Saturday, March 19, 2005 at 09:42AM
Posted by Registered CommenterPolitical Mammal in Entrepreneurship

I just read an brief article on corporate CEO blogging. Apparently the new corporate CEO blogs offer mostly PR. No surprise there. (I do know that there are some terrific blogs sprouting up all over, written by experts within companies as well as product-based blogs.)

As the now blogging owner of a political technology company, I am not interested in writing corporate PR crap. I do, however, find myself steering away from writing too much about the happenings in our “space”-- like our triumphs or failures each day; what we have discovered about our competitors and what we admire or disapprove about them; the clients we land or failed to land; what innovations we are considering; status of current projects; staffing changes; client feedback; thoughts, worries, predictions about the future; partnerships, successful or failing; who we trust or mistrust; our financial position; offers to merge or acquire us, or who we might acquire.

I would like to be able to write publicly about the space, and to do it well and get a conversation to take place with interested parties. I would love to mention that we are considering a new service Z, and have someone who is an expert in Z offer invaluable help, or explain why such a new offering would be foolhardy. I can imagine a thriving community that would add a lot of value for us and those for whom we work. I am envious of open source enterprises that have the luxury of this way of conducting business.

I have read Cluetrain Manifesto. I get how markets are conversations—and that these conversations take place whether or not companies participate in them. I have seen a few companies take real advantage of their corporate blogs in this manner, and I give them credit.

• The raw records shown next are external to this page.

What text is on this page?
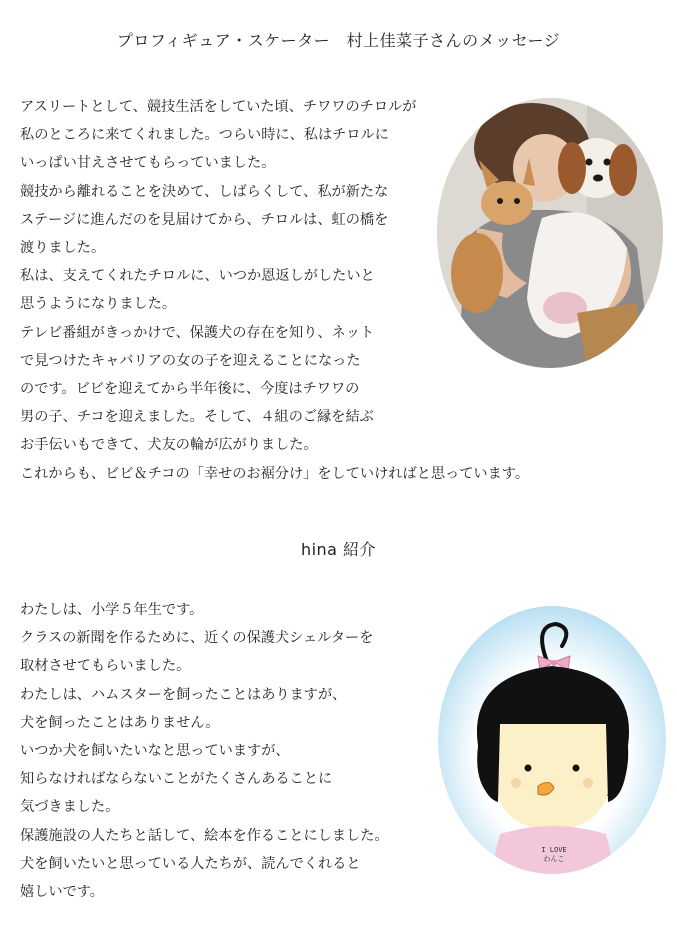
プロフィギュア・スケーター　村上佳菜子さんのメッセージ
アスリートとして、競技生活をしていた頃、チワワのチロルが
私のところに来てくれました。つらい時に、私はチロルに
いっぱい甘えさせてもらっていました。
競技から離れることを決めて、しばらくして、私が新たな
ステージに進んだのを見届けてから、チロルは、虹の橋を
渡りました。
私は、支えてくれたチロルに、いつか恩返しがしたいと
思うようになりました。
テレビ番組がきっかけで、保護犬の存在を知り、ネット
で見つけたキャバリアの女の子を迎えることになった
のです。ビビを迎えてから半年後に、今度はチワワの
男の子、チコを迎えました。そして、４組のご縁を結ぶ
お手伝いもできて、犬友の輪が広がりました。
これからも、ビビ＆チコの「幸せのお裾分け」をしていければと思っています。
hina 紹介
わたしは、小学５年生です。
クラスの新聞を作るために、近くの保護犬シェルターを
取材させてもらいました。
わたしは、ハムスターを飼ったことはありますが、
犬を飼ったことはありません。
いつか犬を飼いたいなと思っていますが、
知らなければならないことがたくさんあることに
気づきました。
保護施設の人たちと話して、絵本を作ることにしました。
犬を飼いたいと思っている人たちが、読んでくれると
嬉しいです。
I LOVE
わんこ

But I also appreciate why CEOs who are experimenting with blogging are treading carefully. I see the risks involved in revealing information. As the founder of a small, growing enterprise, giving out more information than I feel comfortable is risky. Whatever can be used against us can have real consequences. I offer an example. We post short biographies of our employees on our company website. I am proud of our staff and we have been loyal to each other. But with this information available publicly it is easy to poach my company’s key asset. Indeed, one of my competitors has taken advantage of this information and solicited key employees, even offering to provide a lawyer to fight their non-compete agreements. That is one way to act on competitive intelligence, I guess, but not one that I personally would emulate. It has not yet hurt us, but it shows why a CEO might want to be careful.

I plan to use this blog to share personal and political reflections that have built up for decades.  I am writing about what I feel like writing about each day, however goofy.  Not corporate (or family) PR, by and large, and, to be honest, not too much about company operations or dirty laundry either.

I welcome feedback about how to get it right.